- Location of Ak Chin in Pima County, Arizona.
- Ak Chin, Arizona Location of Ak Chin in Arizona
- Coordinates: 32°17′14″N 112°00′33″W﻿ / ﻿32.28722°N 112.00917°W
- Country: United States
- State: Arizona
- County: Pima

Area
- • Total: 0.53 sq mi (1.36 km^{2})
- • Land: 0.53 sq mi (1.36 km^{2})
- • Water: 0.00 sq mi (0.00 km^{2})
- Elevation: 1,854 ft (565 m)

Population (2020)
- • Total: 50
- • Density: 95.06/sq mi (36.69/km^{2})
- Time zone: UTC-7 (Mountain (MST))
- • Summer (DST): UTC-7 (MST)
- ZIP codes: 85634
- Area code: 520
- FIPS code: 04-00940
- GNIS feature ID: 2582721

= Ak Chin, Pima County, Arizona =

CDP in Pima County, Arizona

Ak Chin, is a rural native village and a census-designated place on the Tohono Oʼodham Reservation, in Pima County, Arizona, United States. It had a population of 30 as of the 2010 U.S. Census and an estimated population of 31 as of July 1, 2015. Ak Chin has an estimated elevation of 1854 ft above sea level.
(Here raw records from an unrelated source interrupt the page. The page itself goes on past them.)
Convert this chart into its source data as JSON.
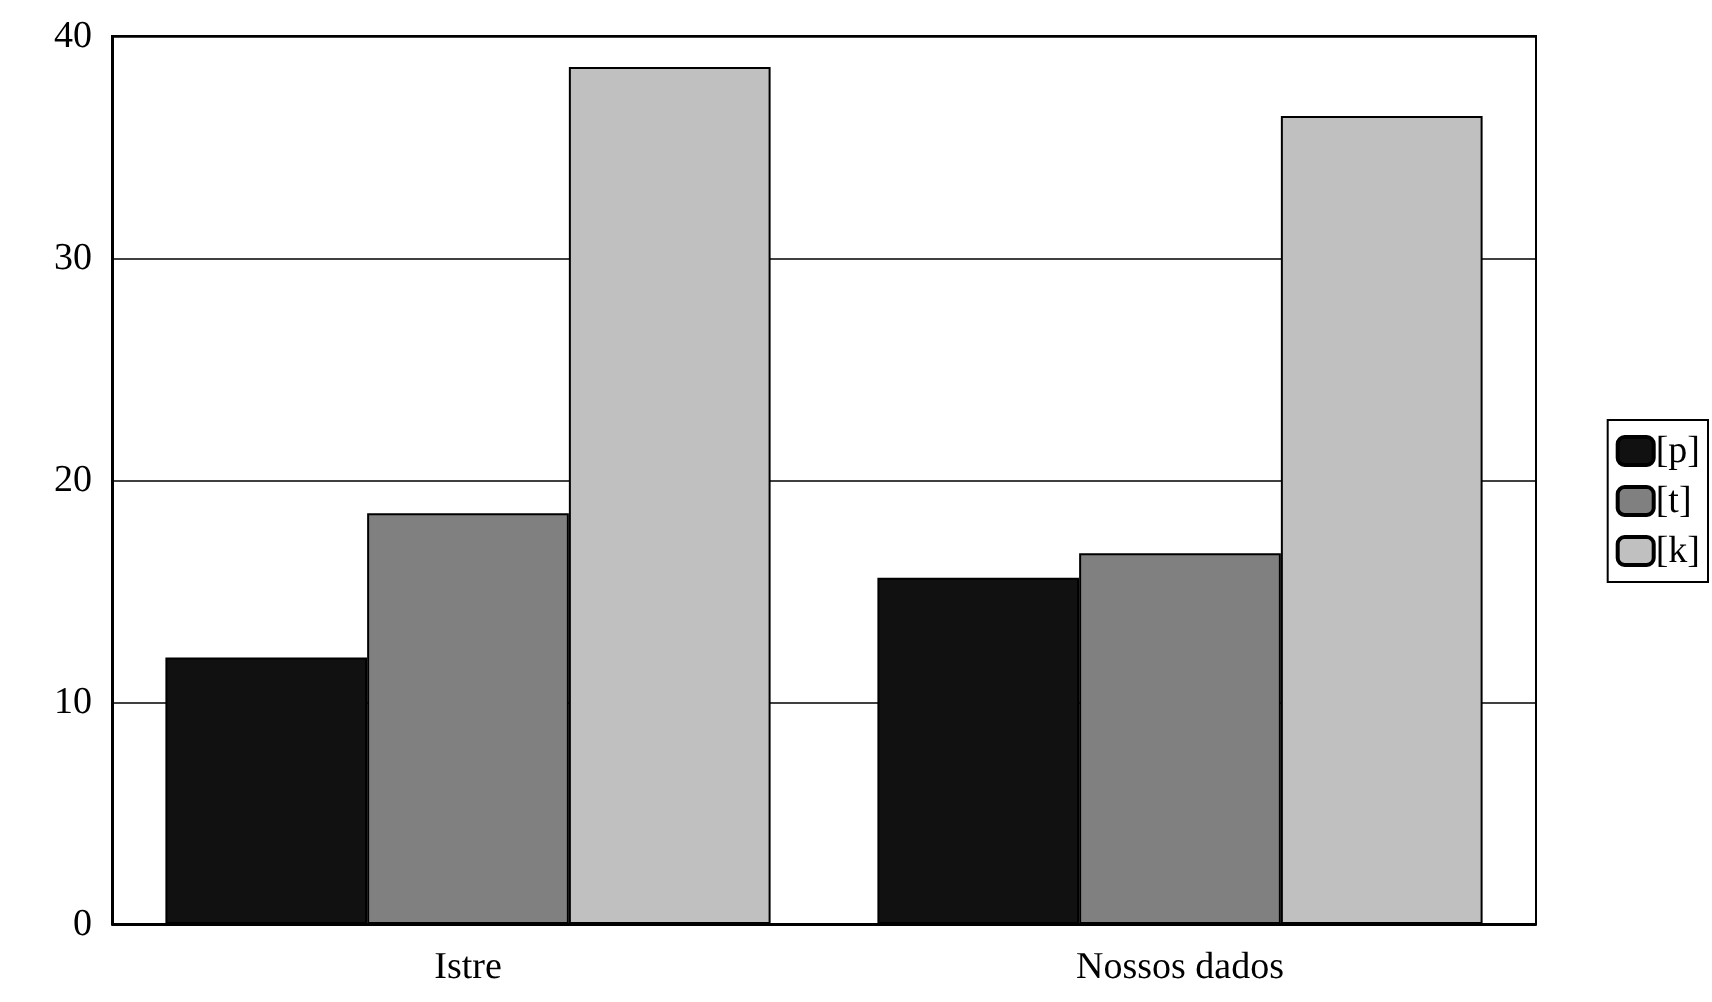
{
  "chart_data": {
    "type": "bar",
    "categories": [
      "Istre",
      "Nossos dados"
    ],
    "series": [
      {
        "name": "[p]",
        "color": "#111111",
        "values": [
          12,
          15.6
        ]
      },
      {
        "name": "[t]",
        "color": "#808080",
        "values": [
          18.5,
          16.7
        ]
      },
      {
        "name": "[k]",
        "color": "#c0c0c0",
        "values": [
          38.6,
          36.4
        ]
      }
    ],
    "ylim": [
      0,
      40
    ],
    "yticks": [
      0,
      10,
      20,
      30,
      40
    ],
    "grid": "y",
    "legend": "right"
  }
}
It is not to be confused with either Ak-Chin Village or with Ak Chin, a populated place located within Ak-Chin Village.

==Demographics==

Ak-Chin first appeared on the 2010 U.S. Census as a census-designated place (CDP).

Historical population
| Census | Pop. | Note | %± |
| 2010 | 30 |  | — |
| 2020 | 50 |  | 66.7% |
U.S. Decennial Census

==Education==
It is in the Indian Oasis-Baboquivari Unified School District.